Both Nutall and co-conversationist Isabel Hofmeyr described their theoretical and topical trajectories as journeys that posed questions and concerns regarding intellectual place, political location, and relations within and across historically constituted spaces. In orienting the discussion around these questions, Nutall suggested an exploration of South Africa’s ‘after Apartheid’ moment as a space marked neither by a post-Apartheid concern with trauma and hope nor by the normative concerns of a post-colonial studies produced in (and for) New York and London. Nutall’s entry-point into this moment hinged on her own movement through the idea of Johannesburg – a city of surface and depth, as she described it – and through the city as concrete entity; the city that slides past the car window, in Nutall’s account, is positioned beyond the radical limits of a politics of difference. Her concern with the entanglements, contradictions, aspirations and imaginations that constitute Johannesburg, and which the city in turn makes possible, focused especially on rethinking the politics of difference, depth and hope in favor of thinking horizontally about the affective landscape and modes of self-fashioning made possible across the contemporary city of Johannesburg.

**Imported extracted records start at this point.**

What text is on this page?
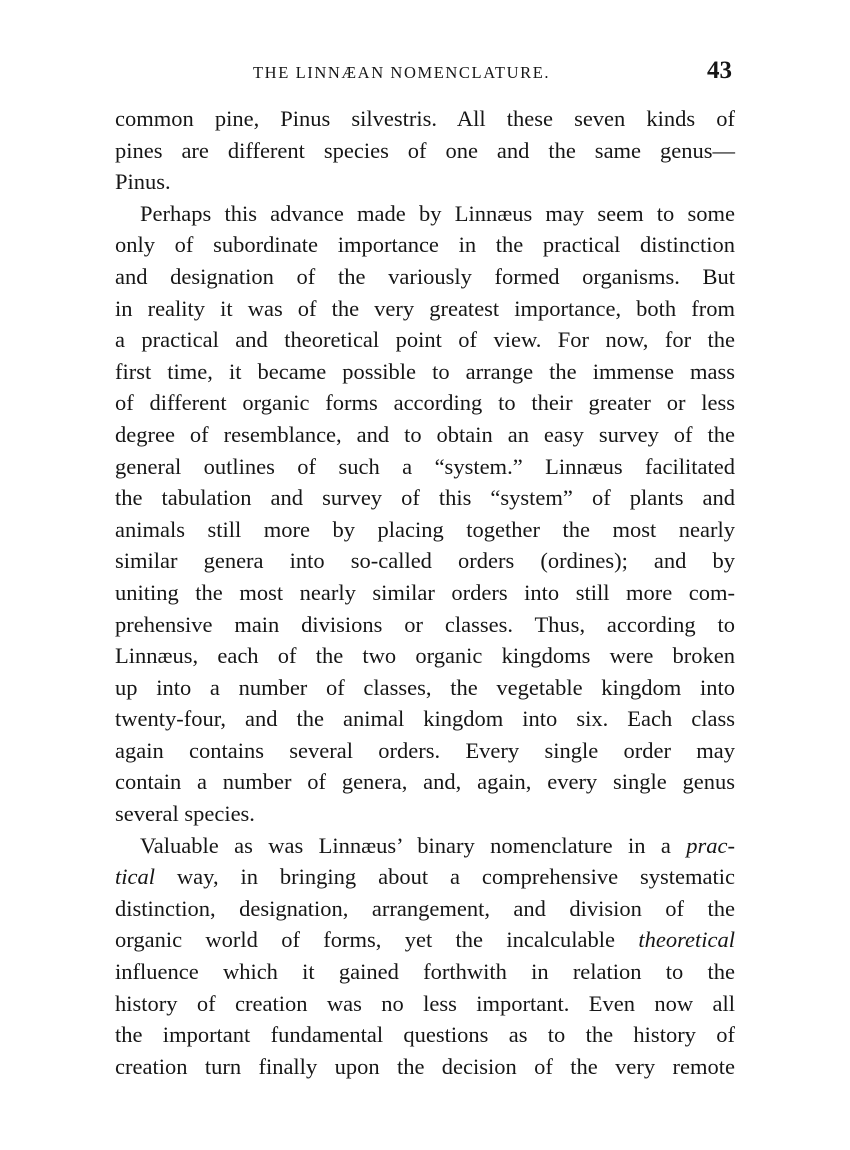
THE LINNÆAN NOMENCLATURE.	43
common pine, Pinus silvestris. All these seven kinds of
pines are different species of one and the same genus—
Pinus.
Perhaps this advance made by Linnæus may seem to some
only of subordinate importance in the practical distinction
and designation of the variously formed organisms. But
in reality it was of the very greatest importance, both from
a practical and theoretical point of view. For now, for the
first time, it became possible to arrange the immense mass
of different organic forms according to their greater or less
degree of resemblance, and to obtain an easy survey of the
general outlines of such a “system.” Linnæus facilitated
the tabulation and survey of this “system” of plants and
animals still more by placing together the most nearly
similar genera into so-called orders (ordines); and by
uniting the most nearly similar orders into still more com-
prehensive main divisions or classes. Thus, according to
Linnæus, each of the two organic kingdoms were broken
up into a number of classes, the vegetable kingdom into
twenty-four, and the animal kingdom into six. Each class
again contains several orders. Every single order may
contain a number of genera, and, again, every single genus
several species.
Valuable as was Linnæus’ binary nomenclature in a prac-
tical way, in bringing about a comprehensive systematic
distinction, designation, arrangement, and division of the
organic world of forms, yet the incalculable theoretical
influence which it gained forthwith in relation to the
history of creation was no less important. Even now all
the important fundamental questions as to the history of
creation turn finally upon the decision of the very remote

Hofmeyr’s comments also hinged on an active questioning of established theoretical geographies. Situating her responses in light of her own position as a Cold War intellectual trained to see the world through the puzzle-piece lens of area studies, Hofmeyr described her work as fundamentally concerned with the movement and travel of people, objects, ideas. Her study of Indian Ocean print culture in the 19th and 20th century, provides – among other things – a starting point for reconsidering the uneasy solidarities and cleavages between South (or southern) Africa and India in ways that build on, but are not reducible to, shared histories of non-alignment. In seeking to explore and understand long-standing political sympathies without erasing personal antipathies and preconceptions, she examined the ways in which changing geopolitical context effected but did not determine the kinds of partial, unsteady, but significant transnational relationships made possible by the particularities of the Indian Ocean over time.

For Nutall, Johannesburg – idea, object, experience, relationship, place – as a site in and through which the limits of postcolonial theory became visible, where understanding the present meant tuning one’s analytical ear not only to the deep historical chords through which the present emerged into being but to the slippery, abrasive, planar surfaces of life through which the present is lived. In a context where, Nutall argued, the privatization of many forms of publicity had been accompanied by a simultaneous rendering apersonal of public life, attention to the moods, emotions, affective currents, and stylistic significances of life in the city is a strategic political act. For Hofmeyr, ‘thinking South Africa’ in the context of the Indian Ocean circuits with their deep historical currents and unlikely contemporary bedfellows (from neo-imperial visions to shared practices of cultural resistance) likewise opened up the possibility of moving beyond ‘easy solidarities’, of recasting colonial and post-colonial relationships by decentering the ‘area studies’ of the past, even as she considered the ways in which these new circuits may be ‘emerging’ regions in new geopolitical configurations. The necessity of thinking through partial solidarities, ambivalent sympathies, and relations of hierarchy and domination within and across peripheries and boundaries emerged as central to both discussants’ remarks.

In placing the ‘cultures of the political’ within two distinctively different circuits, the conversationists highlighted questions of affective geography squarely at the center of their discussion. For both commentators, place, space and location emerged as key themes. In response, their comments opened up discussion not only of the relation between culture and politics, mediated through affect, aesthetics, and place, but also of the key aims or propositions of the workshop: the Global South. What – and where and who – counts as ‘the South’? What are the methods we use to think it? What sorts of relationships populate this theoretical and geopolitical space? How do we negotiate and understand the politics of our thinking and what kinds of topics, perspectives, and material do we draw on to do so?